Fundamentals I: Economy

Chris Wright

2024/09/14

“Read my lips: no new taxes”
– George H. W. Bush.

Despite making this promise, Bush later reversed course on the statement and raised taxes. This decision by George H.W. Bush at the 1988 Republican National Convention is often cited as one of the reasons why he lost reelection in 1992. Other one-term presidents like Herbert Hoover and Jimmy Carter have seen their reelection chances dwindle based on their economic policy and the overall economic performance in the United States. This week, I will further examine the connection between economic performance and an incumbent’s reelection chance. To achieve this, I will complete extension 1 by creating several predictive models based on key economic indicators.

Gross Domestic Product (GDP)

The first economic indicator that I will examine is GDP. GDP stands for Gross Domestic Product and is the most common measurement for determining an economy’s health. GDP takes into account the market value of all goods and services produced in a country. For this model and the rest of the models, data from the second quarter of the year leading into the incumbent’s reelection will be used. Using data leading into an election instead of throughout the complete time in office aligns with the findings of Christopher Achen and Larry Bartels in Democracy for Realists. In their predictive models using economic indicators, they found that short-term changes in the quarters leading into the election were more predictive then long-term changes.

In the scatter plot below, the second quarter GDP growth is plotted against the incumbent party’s popular vote share. Additonally, the scatterplot is fitted with a line from the regression relationship between the two. Looking at the plot, a moderate positive correlation is evident outside of the 2020 election which appears to be an outlier. The correlation coefficent is .43 with 2020 included and .57 without.

Using the linear regression, which includes the 2020 election, to create a model, we can predict the incumbent vote share for the upcoming 2024 election using the GDP growth in the second quarter of this year. The model predicts that the Democratic party will capture 52.1% of the popular vote. The confidence interval gives a lower bound of 41.6% and an upper bound of 62.5%.

Unemployment

Another key economic indicator is the unemployment rate. Compared to the GDP, it can be argued that the unemployment rate is a better predictor of voter intention because voters are confronted by it daily. Whether a person or the people around them have a job is easier to see then the flucation is GDP. Additionally Barry Burden and Amber Wichowsky analyzed county level data and established that there is a connection between unemployment rates and voter turnout.

In the scatterplot below, it is hard to identify a correlation but the 2020 election is once again an outlier. The correlation coefficent is -0.13 with 2020 included and turns slighly positive without.

The unemployment model predicts that the Democratic party will capture 52.4% of the popular vote. The confidence interval gives a lower bound of 40.7% and an upper bound of 64.1%.

Current Events (Inflation and Stock Market Performance)

For the third and final model, I picked two economc indicators that have been at the forefront of the presdential news cycle. Inflation has been at the top of voter’s minds since it peaked at around 9% during the pandemic. In a May survey, Gallup reported that 41% of Americans view inflation as the top financial issue. Before the pandemic, 10% was the highest share that inflation received.

Additionally, the stock market has been central in the news cycles due to the impending fear of a recession. Several key recession indicators like the Sahm Rule have recently been triggered, which have caused some to consider shifting their investments to safer options.
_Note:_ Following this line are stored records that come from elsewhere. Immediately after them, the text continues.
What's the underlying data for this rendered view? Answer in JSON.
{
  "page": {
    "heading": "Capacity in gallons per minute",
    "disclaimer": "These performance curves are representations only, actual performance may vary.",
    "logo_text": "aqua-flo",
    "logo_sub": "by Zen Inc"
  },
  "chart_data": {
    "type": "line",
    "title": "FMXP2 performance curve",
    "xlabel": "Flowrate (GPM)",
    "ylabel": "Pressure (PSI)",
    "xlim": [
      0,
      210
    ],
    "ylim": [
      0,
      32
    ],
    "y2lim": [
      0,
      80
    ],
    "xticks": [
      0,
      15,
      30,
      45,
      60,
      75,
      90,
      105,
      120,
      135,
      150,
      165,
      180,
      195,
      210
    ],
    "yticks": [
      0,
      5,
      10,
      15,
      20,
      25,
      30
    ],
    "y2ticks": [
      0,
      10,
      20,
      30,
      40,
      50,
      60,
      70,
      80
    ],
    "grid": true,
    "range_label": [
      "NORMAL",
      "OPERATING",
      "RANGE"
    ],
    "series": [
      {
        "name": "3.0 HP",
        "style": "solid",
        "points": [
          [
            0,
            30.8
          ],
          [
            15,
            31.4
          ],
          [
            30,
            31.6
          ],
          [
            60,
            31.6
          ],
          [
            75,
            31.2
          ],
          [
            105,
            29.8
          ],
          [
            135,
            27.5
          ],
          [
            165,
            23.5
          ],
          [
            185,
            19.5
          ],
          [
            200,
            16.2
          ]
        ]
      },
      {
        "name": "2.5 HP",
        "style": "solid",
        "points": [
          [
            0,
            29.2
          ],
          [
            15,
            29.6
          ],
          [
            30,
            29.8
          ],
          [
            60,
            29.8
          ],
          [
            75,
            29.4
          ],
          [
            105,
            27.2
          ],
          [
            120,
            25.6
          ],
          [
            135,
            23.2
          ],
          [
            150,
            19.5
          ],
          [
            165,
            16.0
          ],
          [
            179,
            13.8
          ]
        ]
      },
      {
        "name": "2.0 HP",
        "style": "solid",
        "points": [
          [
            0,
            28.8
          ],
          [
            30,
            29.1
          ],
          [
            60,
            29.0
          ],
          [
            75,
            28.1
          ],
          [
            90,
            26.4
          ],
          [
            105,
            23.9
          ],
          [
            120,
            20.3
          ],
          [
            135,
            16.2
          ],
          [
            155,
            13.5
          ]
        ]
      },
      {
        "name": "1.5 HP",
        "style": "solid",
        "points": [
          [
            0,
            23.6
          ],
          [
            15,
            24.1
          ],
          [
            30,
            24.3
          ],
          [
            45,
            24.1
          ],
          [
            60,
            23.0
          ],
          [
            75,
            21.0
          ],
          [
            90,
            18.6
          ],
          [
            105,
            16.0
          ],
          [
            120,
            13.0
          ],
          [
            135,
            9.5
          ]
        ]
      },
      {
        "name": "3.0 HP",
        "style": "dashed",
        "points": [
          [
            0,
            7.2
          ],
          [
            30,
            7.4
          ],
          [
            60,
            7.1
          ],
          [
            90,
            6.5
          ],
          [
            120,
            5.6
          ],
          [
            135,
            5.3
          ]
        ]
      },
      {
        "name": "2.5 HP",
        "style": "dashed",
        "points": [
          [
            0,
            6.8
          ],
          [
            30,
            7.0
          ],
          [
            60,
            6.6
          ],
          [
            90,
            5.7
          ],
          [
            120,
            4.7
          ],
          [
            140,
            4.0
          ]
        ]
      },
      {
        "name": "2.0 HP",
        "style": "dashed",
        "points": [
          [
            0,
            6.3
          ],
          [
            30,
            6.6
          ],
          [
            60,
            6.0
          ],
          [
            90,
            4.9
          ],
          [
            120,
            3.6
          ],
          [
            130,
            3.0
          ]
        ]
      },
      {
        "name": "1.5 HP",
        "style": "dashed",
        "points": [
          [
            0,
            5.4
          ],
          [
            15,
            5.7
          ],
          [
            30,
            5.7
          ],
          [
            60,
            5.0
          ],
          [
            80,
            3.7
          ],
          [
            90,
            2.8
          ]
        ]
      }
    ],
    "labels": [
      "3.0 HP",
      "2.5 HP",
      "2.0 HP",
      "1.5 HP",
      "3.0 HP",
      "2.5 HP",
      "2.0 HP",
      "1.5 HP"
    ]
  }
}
For this model I used CPI to represent inflation and S&P 500 “movement” to stand in for the stock market. S&P 500 movement is simply the difference between the market high and market low. This fluctation is used to capture investor’s panic and market volatility.

The scatter plots above show the relationship between the two economic indicators and incumbent vote share. Both plots show a negative correlation with vote share. The 2020 election is removed from the S&P 500 movement plot to better show the negative correlation. When using multiple variables to create a model multicollinearity, redundant independent variables, can be a problem. However CPI and S&P500 movement have a correlation coefficient of .73.

Using the current events model, the Democratic party is predicted to capture 48.1% of the popular vote. The interval on the prediction is 34.9% to 61.3%.

Comparing Models and Conclusion

To evaluate the three models, I used both in-sample and out-of-sample methods. This includes R^2, Mean Squared Error (MSE), and cross-validation

MeasureModel 1: GDPModel 2: UnemploymentModel 3: Current Events
R^20.1403326-0.03900502-0.02978737
MSE20.9070825.2685623.57119
Cross-Validation Error2.25762.102682.398593

From a quick glance, it is easy to see that the models are not the best. The GDP model has a low R^2 and the other two are negative. This means that the models do a poor job at explaining the variance in the data. Furthermore it is unclear which model is best when looking at the MSE and Cross validation. The unemployment model has the worst MSE (widest dispersion of errors), yet has the best cross-validation error.

To conclude, the models I have created tell us that economic data is not enough on its own to predict popular vote share. However, the models demonstrate that economic data does not tell one conclusive story as the popular vote share was sensitive to the changes. The difference between the 52% predicted by the first two models and 48% predicted by the last model is enough to change the electoral college outcome.